Helion raises $465 million to speed Microsoft fusion power plant
Helion’s latest $465 million round lifts it to $15.5 billion, but the real test is whether its first plant can send Microsoft power by 2028.

Helion raised $465 million in a Series G round that pushed its valuation to $15.5 billion, but the company’s harder challenge is not fundraising. It is proving that fusion can reach a power grid on Microsoft’s clock, with electricity from Helion’s first plant due as soon as 2028. The new round, led by Thrive Capital, brought Helion’s total capital raised to $1.5 billion and added fresh pressure to one of the industry’s most ambitious commercial deadlines.
That deadline centers on Orion, Helion’s first fusion power plant, now under construction in Malaga, Washington, in Chelan County. Helion broke ground at the site in July 2025 and says the plant is designed to supply at least 50 megawatts after a one-year ramp-up period. The Microsoft agreement, signed in August 2023, is widely described as the world’s first fusion power purchase agreement, with Constellation Energy handling power marketing and transmission. The deal gives Helion something the fusion field has rarely had: a customer waiting for real electricity, not just a laboratory result.

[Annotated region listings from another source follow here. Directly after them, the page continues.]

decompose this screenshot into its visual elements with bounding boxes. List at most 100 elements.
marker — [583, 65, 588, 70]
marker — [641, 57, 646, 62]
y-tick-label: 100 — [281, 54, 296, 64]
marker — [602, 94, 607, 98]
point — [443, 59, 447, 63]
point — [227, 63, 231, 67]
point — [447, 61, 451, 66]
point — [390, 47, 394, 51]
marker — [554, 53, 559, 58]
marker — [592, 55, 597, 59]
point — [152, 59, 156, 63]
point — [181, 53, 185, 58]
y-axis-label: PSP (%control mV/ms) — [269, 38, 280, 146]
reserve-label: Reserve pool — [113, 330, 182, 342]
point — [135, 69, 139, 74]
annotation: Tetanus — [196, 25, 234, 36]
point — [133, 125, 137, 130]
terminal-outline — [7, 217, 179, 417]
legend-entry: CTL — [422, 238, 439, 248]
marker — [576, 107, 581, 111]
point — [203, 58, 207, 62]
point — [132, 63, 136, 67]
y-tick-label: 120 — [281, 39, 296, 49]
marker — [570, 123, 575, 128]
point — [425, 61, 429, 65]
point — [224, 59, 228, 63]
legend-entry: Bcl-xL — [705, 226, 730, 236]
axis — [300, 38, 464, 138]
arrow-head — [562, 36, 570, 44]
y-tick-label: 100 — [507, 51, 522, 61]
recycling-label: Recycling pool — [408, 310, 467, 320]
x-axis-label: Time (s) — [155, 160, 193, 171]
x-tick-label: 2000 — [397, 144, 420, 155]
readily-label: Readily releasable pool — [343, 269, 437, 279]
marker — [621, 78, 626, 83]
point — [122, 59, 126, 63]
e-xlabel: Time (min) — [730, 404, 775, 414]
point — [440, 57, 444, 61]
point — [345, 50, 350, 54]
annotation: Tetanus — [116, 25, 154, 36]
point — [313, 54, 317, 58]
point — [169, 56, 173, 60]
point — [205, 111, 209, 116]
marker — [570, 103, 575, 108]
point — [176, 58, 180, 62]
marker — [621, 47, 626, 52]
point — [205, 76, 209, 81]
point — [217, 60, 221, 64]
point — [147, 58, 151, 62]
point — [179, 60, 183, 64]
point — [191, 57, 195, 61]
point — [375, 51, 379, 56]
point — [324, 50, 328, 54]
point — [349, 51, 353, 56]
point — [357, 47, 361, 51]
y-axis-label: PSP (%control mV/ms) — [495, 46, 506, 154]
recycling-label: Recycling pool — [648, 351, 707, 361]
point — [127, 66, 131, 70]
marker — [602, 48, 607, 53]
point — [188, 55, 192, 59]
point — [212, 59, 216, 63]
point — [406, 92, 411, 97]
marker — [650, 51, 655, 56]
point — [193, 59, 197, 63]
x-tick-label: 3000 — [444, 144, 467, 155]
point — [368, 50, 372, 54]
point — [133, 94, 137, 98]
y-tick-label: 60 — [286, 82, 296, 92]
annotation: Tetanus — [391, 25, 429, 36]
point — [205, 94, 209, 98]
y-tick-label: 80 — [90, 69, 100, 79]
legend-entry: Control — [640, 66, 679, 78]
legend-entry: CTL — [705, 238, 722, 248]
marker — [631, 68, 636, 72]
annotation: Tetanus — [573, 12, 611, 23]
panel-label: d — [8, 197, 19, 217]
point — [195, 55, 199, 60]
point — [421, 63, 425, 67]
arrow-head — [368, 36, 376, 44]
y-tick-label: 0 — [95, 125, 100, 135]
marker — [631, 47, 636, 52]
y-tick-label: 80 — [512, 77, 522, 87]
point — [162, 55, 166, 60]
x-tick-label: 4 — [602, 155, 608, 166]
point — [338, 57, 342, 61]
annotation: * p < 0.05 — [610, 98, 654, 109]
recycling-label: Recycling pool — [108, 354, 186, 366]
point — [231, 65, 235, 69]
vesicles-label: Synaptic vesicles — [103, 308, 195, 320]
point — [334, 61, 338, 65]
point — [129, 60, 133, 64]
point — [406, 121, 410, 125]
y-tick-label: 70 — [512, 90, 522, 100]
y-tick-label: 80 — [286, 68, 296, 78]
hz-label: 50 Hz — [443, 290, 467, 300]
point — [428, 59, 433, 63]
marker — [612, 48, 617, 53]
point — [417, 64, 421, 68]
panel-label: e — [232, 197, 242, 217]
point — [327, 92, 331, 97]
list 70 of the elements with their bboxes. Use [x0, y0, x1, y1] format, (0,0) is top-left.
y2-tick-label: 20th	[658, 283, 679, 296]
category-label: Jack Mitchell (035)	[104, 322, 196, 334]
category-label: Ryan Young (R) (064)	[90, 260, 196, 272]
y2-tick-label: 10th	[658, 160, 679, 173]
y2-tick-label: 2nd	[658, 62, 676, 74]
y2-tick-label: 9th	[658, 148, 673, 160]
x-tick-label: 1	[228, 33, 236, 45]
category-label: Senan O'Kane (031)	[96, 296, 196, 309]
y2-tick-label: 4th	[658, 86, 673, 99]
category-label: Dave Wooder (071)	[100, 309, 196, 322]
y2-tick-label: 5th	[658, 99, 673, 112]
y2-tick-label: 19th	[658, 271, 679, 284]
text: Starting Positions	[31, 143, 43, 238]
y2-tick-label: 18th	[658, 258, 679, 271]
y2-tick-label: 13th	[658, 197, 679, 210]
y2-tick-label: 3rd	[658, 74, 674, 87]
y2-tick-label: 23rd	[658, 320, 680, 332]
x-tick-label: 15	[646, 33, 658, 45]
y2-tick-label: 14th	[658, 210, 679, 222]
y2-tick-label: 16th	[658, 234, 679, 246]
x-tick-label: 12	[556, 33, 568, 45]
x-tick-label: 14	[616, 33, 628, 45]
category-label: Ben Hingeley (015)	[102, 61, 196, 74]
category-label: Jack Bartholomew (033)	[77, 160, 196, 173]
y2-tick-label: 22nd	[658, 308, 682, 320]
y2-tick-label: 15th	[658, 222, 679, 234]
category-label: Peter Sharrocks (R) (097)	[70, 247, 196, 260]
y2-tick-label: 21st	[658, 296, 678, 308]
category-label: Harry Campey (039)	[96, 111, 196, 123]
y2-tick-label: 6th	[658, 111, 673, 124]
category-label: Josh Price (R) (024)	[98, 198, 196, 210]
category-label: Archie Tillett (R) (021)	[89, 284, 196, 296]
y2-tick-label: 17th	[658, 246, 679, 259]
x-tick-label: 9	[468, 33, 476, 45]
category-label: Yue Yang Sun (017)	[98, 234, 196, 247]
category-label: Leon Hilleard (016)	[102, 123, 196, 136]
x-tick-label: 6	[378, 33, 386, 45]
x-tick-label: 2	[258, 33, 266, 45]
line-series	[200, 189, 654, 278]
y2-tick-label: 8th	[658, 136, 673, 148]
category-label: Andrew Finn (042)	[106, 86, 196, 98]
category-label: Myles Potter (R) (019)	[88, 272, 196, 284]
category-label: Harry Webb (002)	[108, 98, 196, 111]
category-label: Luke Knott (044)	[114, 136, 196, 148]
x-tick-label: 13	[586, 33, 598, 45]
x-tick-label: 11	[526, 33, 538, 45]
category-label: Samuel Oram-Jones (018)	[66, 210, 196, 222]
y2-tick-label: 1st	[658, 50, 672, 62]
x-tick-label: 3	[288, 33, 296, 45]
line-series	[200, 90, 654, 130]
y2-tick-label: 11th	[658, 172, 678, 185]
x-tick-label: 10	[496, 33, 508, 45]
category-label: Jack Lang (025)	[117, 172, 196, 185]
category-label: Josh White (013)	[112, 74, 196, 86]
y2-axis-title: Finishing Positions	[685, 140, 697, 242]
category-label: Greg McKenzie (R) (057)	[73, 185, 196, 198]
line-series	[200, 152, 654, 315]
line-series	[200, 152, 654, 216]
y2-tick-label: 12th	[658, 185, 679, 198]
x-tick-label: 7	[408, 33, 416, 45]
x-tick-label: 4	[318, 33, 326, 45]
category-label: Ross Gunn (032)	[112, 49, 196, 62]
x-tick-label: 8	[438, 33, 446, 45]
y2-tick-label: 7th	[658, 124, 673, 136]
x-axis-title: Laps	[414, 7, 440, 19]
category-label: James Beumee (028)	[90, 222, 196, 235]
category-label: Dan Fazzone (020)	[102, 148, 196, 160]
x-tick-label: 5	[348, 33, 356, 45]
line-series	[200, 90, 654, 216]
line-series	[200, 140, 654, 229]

The company said the new money will speed commercial deployment of fusion, expand manufacturing capacity and widen its ability to deliver clean electricity to customers. That promise now has to survive the gap between capital and engineering. Helion still needs to show that Orion can operate reliably, produce power at scale and do it fast enough to meet the 2028 target.

Helion pointed this year to a technical milestone in its Polaris prototype, saying in February that it became the first privately developed fusion energy machine to demonstrate measurable deuterium-tritium fusion and reach plasma temperatures of 150 million degrees Celsius. The company has cast that result as support for commercialization. Even so, critics and experts continue to say major technical hurdles remain, and Helion’s relative secrecy has made independent evaluation difficult.
For Microsoft, the arrangement ties a corporate clean-energy commitment to a technology that has spent decades promising more than it has delivered. For Helion, the next two years are the difference between a historic grid debut and another reminder that fusion remains one of energy’s most expensive bets on the future.